The Veil of Familiarity
Morning Musing
by Katie Kime
The first time I heard the phrase “veil of familiarity,” I was in college when, in my religion major, I took a class solely devoted to C.S. Lewis. The class required we read a seemingly impossible number of his books, and I’ve admired the Oxford-educated thinker ever since.
In some academic circles there’s a debate about who coined the phrase: Lewis or J.J. Tolkien (a fellow Oxford academic and creator of worlds such as The Lord of the Rings books). The two intellectual giants famously frequented The Eagle and Child Pub
in St. Giles’, Oxford, every Thursday for over 15 years, sparring but mostly running their writing ideas by one another. They became dear friends and great admirers of each other’s work.
Regardless of whom is owed credit for the phrase, and perhaps neither of them, it grabbed me the first time I heard it and its meaning grows with me with age.
The idea is that there is a veil— not a literal one, of course (that might actually be less powerful), but an unseeable yet all-permeating veil over the way we see the world. But the veil is familiarity. Familiarity, as in things that make absolutely no sense to any of us but that we interact with on such a daily basis (from birth really), that we operate almost as if we thought them up ourselves. A butterfly. The moon. The fact that if you stretched out all the DNA in your body, it would reach to the moon and back roughly 1500 times. An elephant. Childbirth. The fact that the probability of you or me being here is roughly…zero percent. A lightning bug (a firefly if you’re not from the South). A garden. A city.
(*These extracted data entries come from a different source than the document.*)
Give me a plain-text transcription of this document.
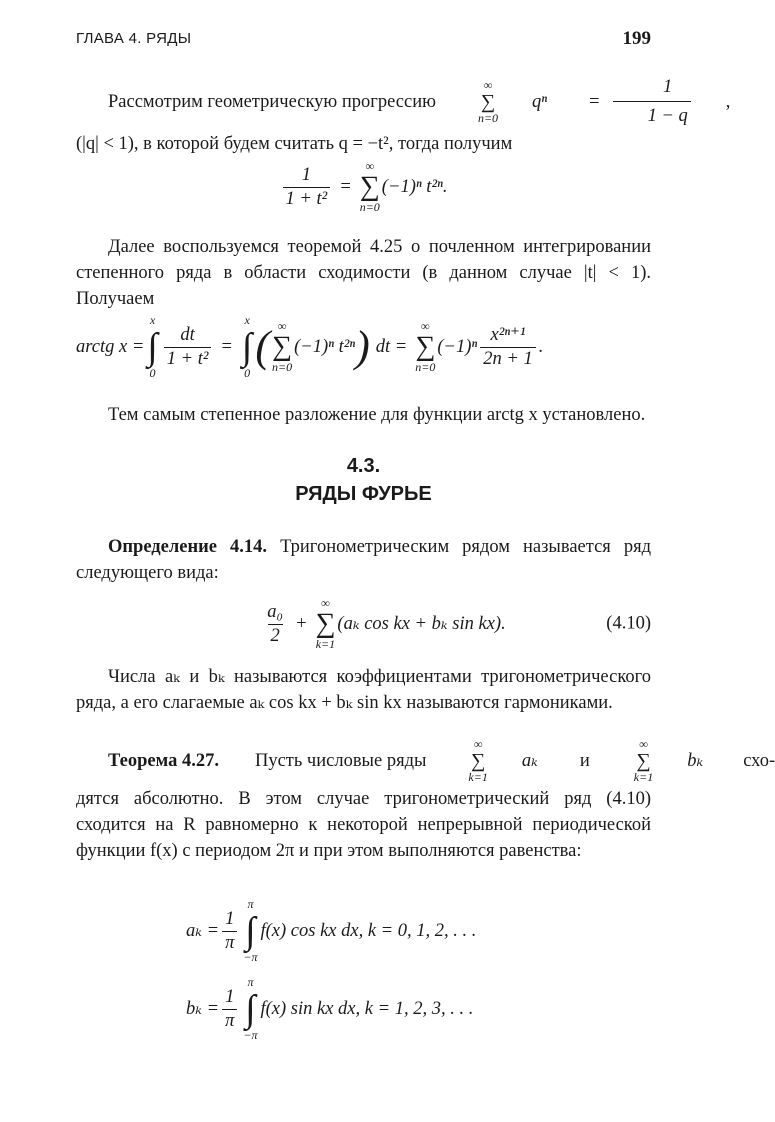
ГЛАВА 4. РЯДЫ	199
Рассмотрим геометрическую прогрессию
∞
∑
n=0
qⁿ	= $\frac{1}{1 - q}$	,
(|q| < 1), в которой будем считать q = −t², тогда получим
$\frac{1}{\text{1 + t²}}$ =
∞
∑
n=0
(−1)ⁿ t²ⁿ.

Далее воспользуемся теоремой 4.25 о почленном интегрировании степенного ряда в области сходимости (в данном случае |t| < 1). Получаем

arctg x =
x
∫
0
$\frac{dt}{\text{1 + t²}}$ =
x
∫
0
( ∞
∑
n=0
(−1)ⁿ t²ⁿ ) dt =
∞
∑
n=0
$(-1)^n \frac{\text{x²ⁿ⁺¹}}{2n + 1}$ .

Тем самым степенное разложение для функции arctg x установлено.

4.3.
РЯДЫ ФУРЬЕ

Определение 4.14. Тригонометрическим рядом называется ряд следующего вида:

$\frac{\text{a₀}}{2}$ +
∞
∑
k=1
(aₖ cos kx + bₖ sin kx).	(4.10)

Числа aₖ и bₖ называются коэффициентами тригонометрического ряда, а его слагаемые aₖ cos kx + bₖ sin kx называются гармониками.

Теорема 4.27.	Пусть числовые ряды
∞
∑
k=1
aₖ	и
∞
∑
k=1
bₖ	схо-

дятся абсолютно. В этом случае тригонометрический ряд (4.10) сходится на R равномерно к некоторой непрерывной периодической функции f(x) с периодом 2π и при этом выполняются равенства:

$a_k = \frac{1}{\pi}$
π
∫
−π
f(x) cos kx dx, k = 0, 1, 2, . . .
$b_k = \frac{1}{\pi}$
π
∫
−π
f(x) sin kx dx, k = 1, 2, 3, . . .
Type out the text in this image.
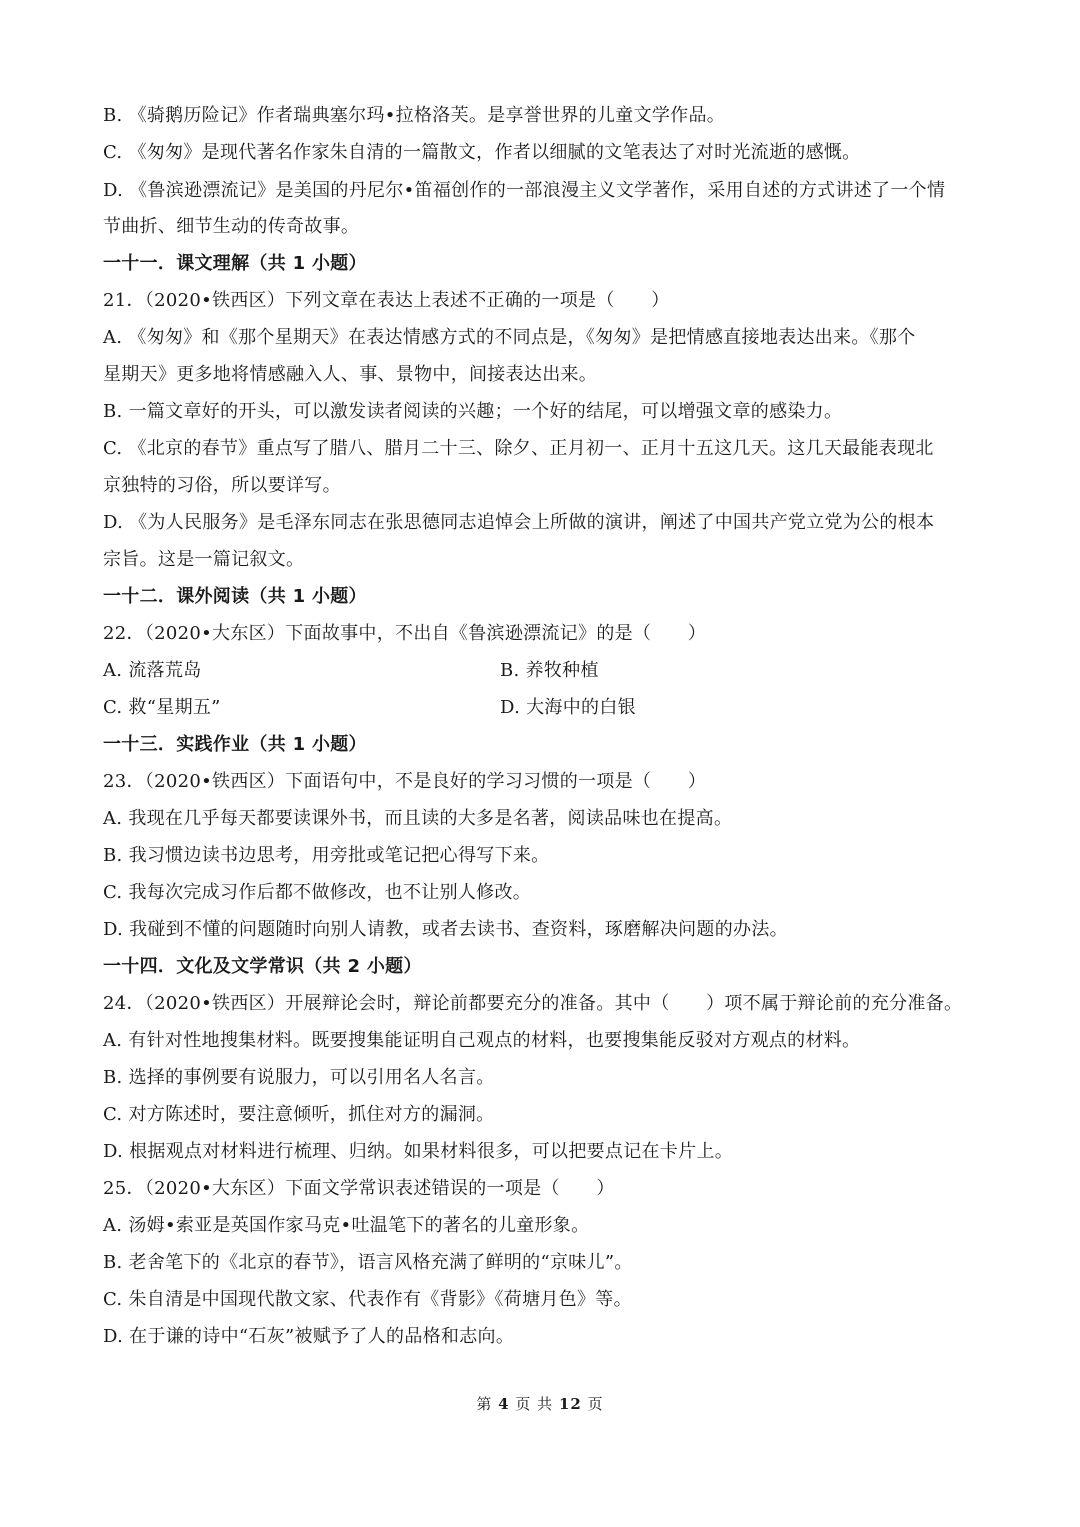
B. 《骑鹅历险记》作者瑞典塞尔玛•拉格洛芙。是享誉世界的儿童文学作品。
C. 《匆匆》是现代著名作家朱自清的一篇散文，作者以细腻的文笔表达了对时光流逝的感慨。
D. 《鲁滨逊漂流记》是美国的丹尼尔•笛福创作的一部浪漫主义文学著作，采用自述的方式讲述了一个情
节曲折、细节生动的传奇故事。
一十一．课文理解（共 1 小题）
21．（2020•铁西区）下列文章在表达上表述不正确的一项是（　　）
A. 《匆匆》和《那个星期天》在表达情感方式的不同点是，《匆匆》是把情感直接地表达出来。《那个
星期天》更多地将情感融入人、事、景物中，间接表达出来。
B. 一篇文章好的开头，可以激发读者阅读的兴趣；一个好的结尾，可以增强文章的感染力。
C. 《北京的春节》重点写了腊八、腊月二十三、除夕、正月初一、正月十五这几天。这几天最能表现北
京独特的习俗，所以要详写。
D. 《为人民服务》是毛泽东同志在张思德同志追悼会上所做的演讲，阐述了中国共产党立党为公的根本
宗旨。这是一篇记叙文。
一十二．课外阅读（共 1 小题）
22．（2020•大东区）下面故事中，不出自《鲁滨逊漂流记》的是（　　）
A. 流落荒岛	B. 养牧种植
C. 救“星期五”	D. 大海中的白银
一十三．实践作业（共 1 小题）
23．（2020•铁西区）下面语句中，不是良好的学习习惯的一项是（　　）
A. 我现在几乎每天都要读课外书，而且读的大多是名著，阅读品味也在提高。
B. 我习惯边读书边思考，用旁批或笔记把心得写下来。
C. 我每次完成习作后都不做修改，也不让别人修改。
D. 我碰到不懂的问题随时向别人请教，或者去读书、查资料，琢磨解决问题的办法。
一十四．文化及文学常识（共 2 小题）
24．（2020•铁西区）开展辩论会时，辩论前都要充分的准备。其中（　　）项不属于辩论前的充分准备。
A. 有针对性地搜集材料。既要搜集能证明自己观点的材料，也要搜集能反驳对方观点的材料。
B. 选择的事例要有说服力，可以引用名人名言。
C. 对方陈述时，要注意倾听，抓住对方的漏洞。
D. 根据观点对材料进行梳理、归纳。如果材料很多，可以把要点记在卡片上。
25．（2020•大东区）下面文学常识表述错误的一项是（　　）
A. 汤姆•索亚是英国作家马克•吐温笔下的著名的儿童形象。
B. 老舍笔下的《北京的春节》，语言风格充满了鲜明的“京味儿”。
C. 朱自清是中国现代散文家、代表作有《背影》《荷塘月色》等。
D. 在于谦的诗中“石灰”被赋予了人的品格和志向。
第 4 页 共 12 页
I think about this concept a lot. Writing this, I am staring at the ocean, which covers 71% of the earth’s surface, while roughly 5% of it is known. I try to take a moment to breathe and feel, to see if the veil can be removed to grasp the miracle of life that is all around me. To see if, even for a moment, I can be more curious about the tide than my tan. On my good days, I can, despite how fleeting. The veil isn’t lifted, per se, but there’s an awareness that it exists. On my best days, I feel a bit like a kid, marveling, but also kind of laughing at how crazy it is that we all act like it’s all normal, that we understand it, expect it even. On my best days, it’s all so inexplicably beautiful that it can feel a bit like Narnia.